Photo by O. LovettNAMES: Melvin and Minnie Lou Scott | AGES: 101 and 100 | HOMETOWN: Frankston | QUALIFICATIONS: Married eighty years ago on November 11, 1927 / The first of five living generations (one son, three grandchildren, four great-grandchildren, and two great-great-grandchildren)

• We married at a traveling marvel show. It was like vaudeville, in a tent. They wanted somebody to marry onstage, for the crowd, of course, and they were going to pay $25. We were gonna get married anyway, so we just got married like that. That’s how silly we were.

• With the $25 we bought our bedroom suite, our dishes, and a cabinet for the kitchen. We’re still eating out of the dishes we bought, and we’ve got the cabinet in our kitchen right now.

• We married in November, and that December we built our house. We’ve been living nearly 79 years in this same house. When we bought the lot, it was $50, and to build the house cost $1,000. We had to build on a loan because we didn’t have the money, but we made sure it was the very best lumber.
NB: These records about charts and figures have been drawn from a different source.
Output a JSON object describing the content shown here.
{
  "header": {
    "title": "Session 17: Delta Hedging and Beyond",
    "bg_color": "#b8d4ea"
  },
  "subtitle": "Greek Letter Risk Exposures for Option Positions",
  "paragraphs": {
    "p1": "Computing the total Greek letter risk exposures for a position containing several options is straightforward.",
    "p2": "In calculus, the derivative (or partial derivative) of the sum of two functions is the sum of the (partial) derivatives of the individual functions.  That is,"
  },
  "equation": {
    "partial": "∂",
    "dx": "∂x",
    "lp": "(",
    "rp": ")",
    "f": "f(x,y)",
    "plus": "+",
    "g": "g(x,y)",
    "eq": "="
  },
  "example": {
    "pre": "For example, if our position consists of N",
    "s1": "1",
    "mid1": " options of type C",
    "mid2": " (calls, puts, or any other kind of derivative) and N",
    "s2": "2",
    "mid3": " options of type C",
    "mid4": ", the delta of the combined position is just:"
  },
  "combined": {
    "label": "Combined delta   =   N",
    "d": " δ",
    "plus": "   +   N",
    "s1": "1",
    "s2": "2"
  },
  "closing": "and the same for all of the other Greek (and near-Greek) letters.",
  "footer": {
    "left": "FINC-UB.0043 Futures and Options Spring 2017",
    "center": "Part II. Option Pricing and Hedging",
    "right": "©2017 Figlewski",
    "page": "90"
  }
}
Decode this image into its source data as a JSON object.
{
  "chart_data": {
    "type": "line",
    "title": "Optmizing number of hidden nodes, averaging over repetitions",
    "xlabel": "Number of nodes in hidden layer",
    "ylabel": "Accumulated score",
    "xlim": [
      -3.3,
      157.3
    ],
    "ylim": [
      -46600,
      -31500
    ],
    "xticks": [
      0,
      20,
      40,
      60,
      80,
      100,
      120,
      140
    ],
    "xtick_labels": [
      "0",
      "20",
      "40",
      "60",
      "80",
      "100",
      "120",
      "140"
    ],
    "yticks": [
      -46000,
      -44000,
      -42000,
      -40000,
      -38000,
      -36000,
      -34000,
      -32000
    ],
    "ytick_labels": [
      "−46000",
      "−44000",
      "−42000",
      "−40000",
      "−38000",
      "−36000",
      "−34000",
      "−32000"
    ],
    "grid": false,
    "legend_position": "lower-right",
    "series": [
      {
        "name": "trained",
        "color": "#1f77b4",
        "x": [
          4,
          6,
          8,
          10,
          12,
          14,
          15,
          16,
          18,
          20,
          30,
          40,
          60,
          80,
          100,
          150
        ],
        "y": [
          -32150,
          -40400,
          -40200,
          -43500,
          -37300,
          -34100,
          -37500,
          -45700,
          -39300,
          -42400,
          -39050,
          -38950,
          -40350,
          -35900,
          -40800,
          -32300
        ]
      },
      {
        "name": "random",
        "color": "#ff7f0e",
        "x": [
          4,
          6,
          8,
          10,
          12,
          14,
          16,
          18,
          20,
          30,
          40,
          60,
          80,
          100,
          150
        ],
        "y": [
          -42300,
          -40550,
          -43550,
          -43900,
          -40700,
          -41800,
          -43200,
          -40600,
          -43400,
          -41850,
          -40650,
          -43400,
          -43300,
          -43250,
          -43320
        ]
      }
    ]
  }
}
• We were making it all right until that Depression, and then you just couldn’t get any work. That was pretty rough going. Melvin had to go to Texas City, where he loaded stuff on ships to Japan for 35 cents an hour. That was the highest wage then. We just worked and did the best we could.

• Every occasion, every birthday, is a big to-do these days. It’s rare for two people to live this long together.

• We’ve outlived four doctors. Melvin has never been sick enough to go to a doctor, except for the pacemaker. He didn’t know there was anything wrong with him or think he was sick, but when they took his pulse at the hospital, it was 34. They put a pacemaker in, and it lasted six years. Then, about a month ago, they had to put a new pacemaker in because the battery was obsolete. He’s healed up just fine.

• We have biscuits and eggs and bacon just about every day. Sausage or whatever we want. Most people are on a diet or something like that. Even our son is, because he has high blood pressure. Neither one of us has stuff we can’t eat.

• We don’t know why the divorce rate is so high these days. Perhaps it’s stress. Things are so different now; there’s a lot of pressure on young couples. But you can’t just leave, like what people do now. That’s not quite necessary.

• We used to do a lot of fishing together. We would fish every day.

• Being married eighty years doesn’t seem like a big deal to us. We don’t have enough sense to think about it like that. But we don’t know anyone who has been married this long.

• We just never thought about anything else but staying married. We never did think about separating or anything just ’cause things weren’t perfect. All you can do is make the best of it.